Ее дикие детеныши, которых так и тянет назвать Ромул и Рем, перемазавшись машинным маслом, подрались из-за какой-то болванки, при этом волчица, хрипловато рыкнув, заголосила вдруг по-бабьи, как резаная: ло́жьте, ло́жьте, сейчас же, где взяли, вашу мать, это ж от израильского танка!
В части, противоположной басам, или, сказать точней, мужским низам, диапазон Троглодиты простирался, кстати сказать, до вполне мелкотравчатых, сугубо дамских занятий: с прежней деловитостью, размашисто и ритмично, словно орудуя веслами, она показывала моей коллеге что-то на спицах: две лицевых, изнаночная, петля с накидом.
Короче, это была Бабища-Которая-Могла-Всё.
Вот ей-то я и решила бухнуться в ноги.
Лицо это отличали белейшая кожа, надменность черт, четко проработанных мощным резцом, холодные серые очи, каждое размером с пушечное ядро, – очи под резкими, гордыми, не терпящими возражений бровями; всё это было обрамлено ранним серебром, элегантно посверкивающим в дремучей чаще слегка волнистых, по-лошажьему грубых волос. Когда же бабища время от времени вставала – плеснуть еще водочки, коньячку или чаёчку, противоположная сторона, на миг обретя здравомыслие (и невольно перенося впечатление с партнерши на партнерскую договоренность), вдруг прозревала зловещую двойственность почти состоявшейся сделки: туловище бабищи – квадратный обрубок, кургузый, приземистый, с широченным, патологически плоским задом, с короткими и толстыми, как бревна, дегенеративными нижними конечностями – это туловище словно карикатурно дублировало дубовый кухонный табурет.
Казалось, «грузинская царица» была свинчена из двух несовместимых доноров. Однако именно та монструозная часть, что располагалась ниже ее условной талии, – она-то, эта часть, словно бы оказывала решающее воздействие на норов хозяйки: «царица», она же казачка, была груба и корява, как грубы и корявы – от Сотворения мира – неопохмелившийся конюх – а также биндюжник, дворник, шорник и сапожник, вместе взятые.

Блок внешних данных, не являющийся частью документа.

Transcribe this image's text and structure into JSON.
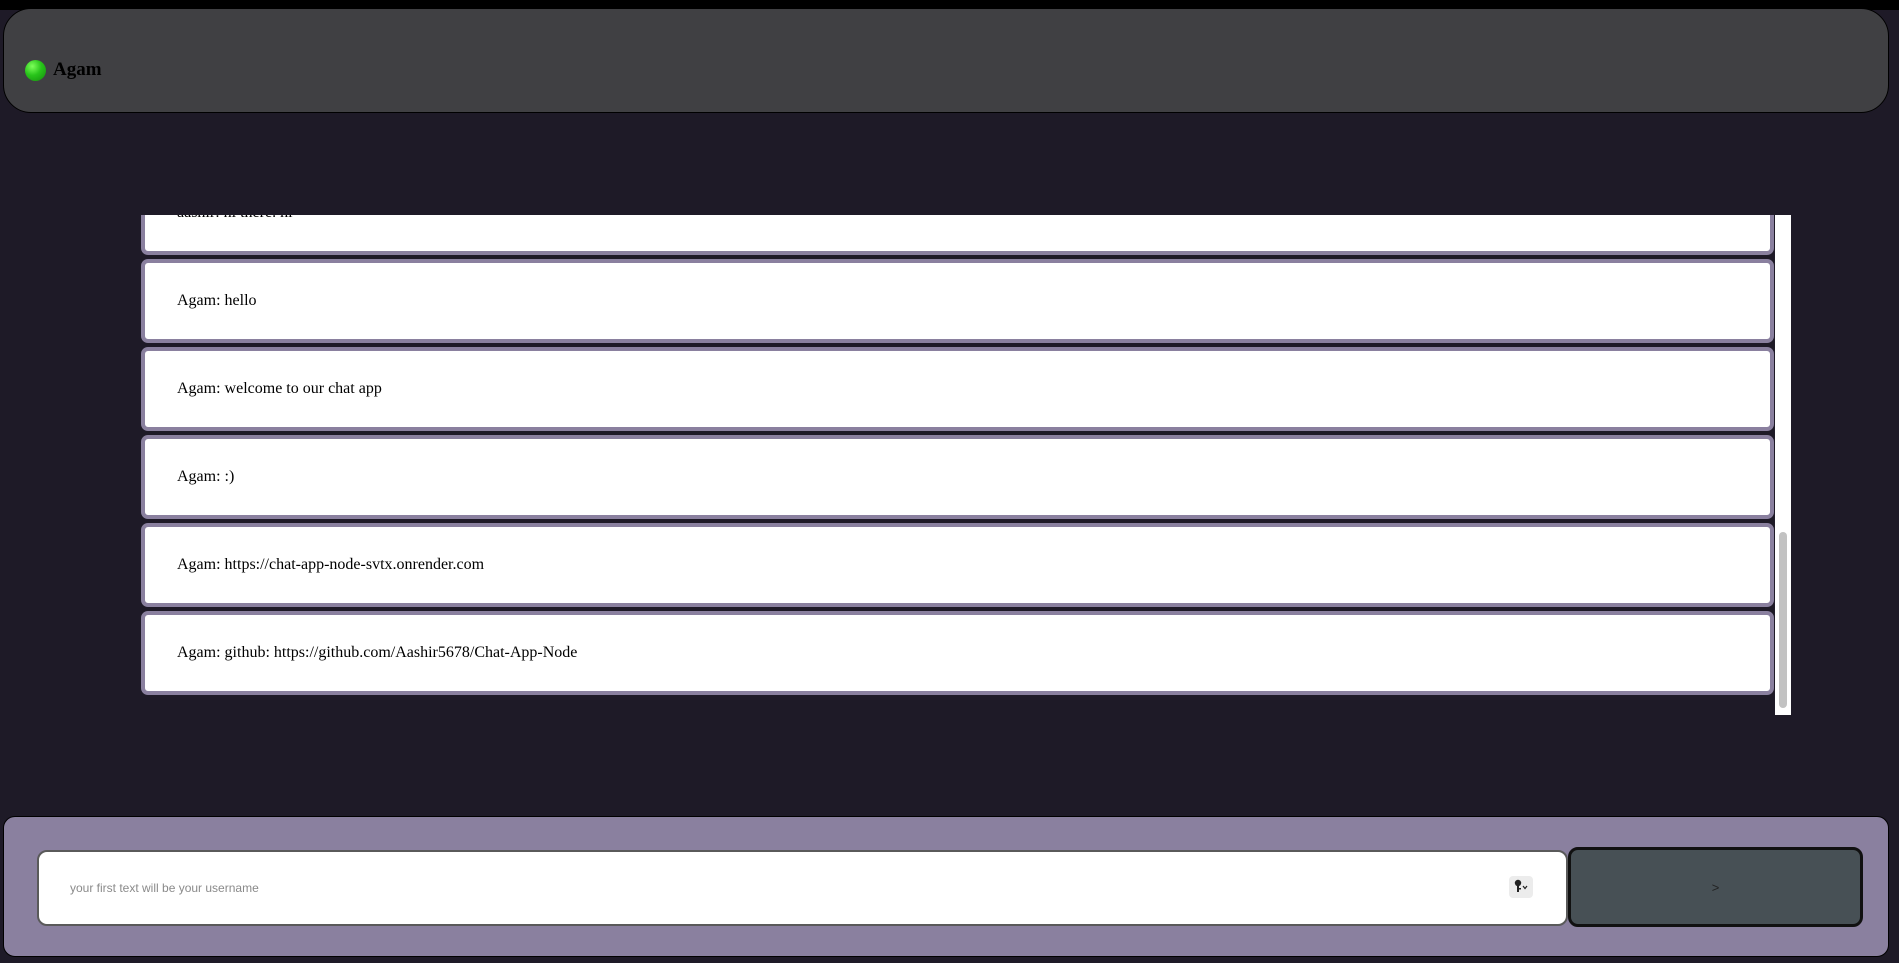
{
  "header": {
    "status_icon": "online-dot-icon",
    "status_color": "#28c41a",
    "username": "Agam"
  },
  "messages": [
    "aashir: hi there. hi",
    "Agam: hello",
    "Agam: welcome to our chat app",
    "Agam: :)",
    "Agam: https://chat-app-node-svtx.onrender.com",
    "Agam: github: https://github.com/Aashir5678/Chat-App-Node"
  ],
  "composer": {
    "placeholder": "your first text will be your username",
    "value": "",
    "key_icon": "key-icon",
    "send_label": ">"
  },
  "colors": {
    "page_background": "#1e1a27",
    "header_background": "#404043",
    "accent": "#8a809f",
    "send_button": "#475055"
  }
}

Я попала вo владения этой чаровницы (обладавшей ухватками многоопытной тюремщицы) вместе с моей коллегой, приходившейся ей отдалённой знакомой по среднеобразовательной школе – а иначе никогда не пересечься мне с подобным кругом. Неохватная взором квартира «грузинской царицы» (на Большой Морской) напоминала товарно-сортировочную станцию – с тем лишь дополнением, что по грудам ящиков, ящичков, коробок, мешков, коробов с визгом ползали двое сопливых детенышей, создававших впечатление осьми. «Царица» (которую я про себя сразу окрестила Троглодитой) беспрестанно кормила их – то есть, прищипывая им поочередно носы и деловито стряхивая обильные сопли на пол, затевалась – там же, на мешках, – сказочно-огромными ложками впихивать им – в отверстия насильственно раззявленных ртов – какие-то реликтовые продукты, причем после каждого такого яростного и беспощадного впиха (напоминавшего, конечно же, зверский акт педофилии) Троглодита досиня защемляла каждому из своих наследников губы, чтобы преемники ее генома могли только дышать, а выплевывать нет. Однако дышать вскармливаемые тоже не могли, поскольку в этом законном процессе жизнедеятельности им очень мешали возгри, сопли то есть, хотя и вылетавшие в лицо вскармливавшей, но не облегчавшие положения дел: синея, затем чернея, вскармливаемые бились в конвульсиях, а неуемная волчица продолжала это состязание со своими детьми, то есть алиментарное истязание – причем делала это, рыча, как представительница семейства псовых, мяуча, как самка кошачьих, матерясь, совсем как человек разумный, а то периодически взвывая, как теплоход «Феликс Дзержинский».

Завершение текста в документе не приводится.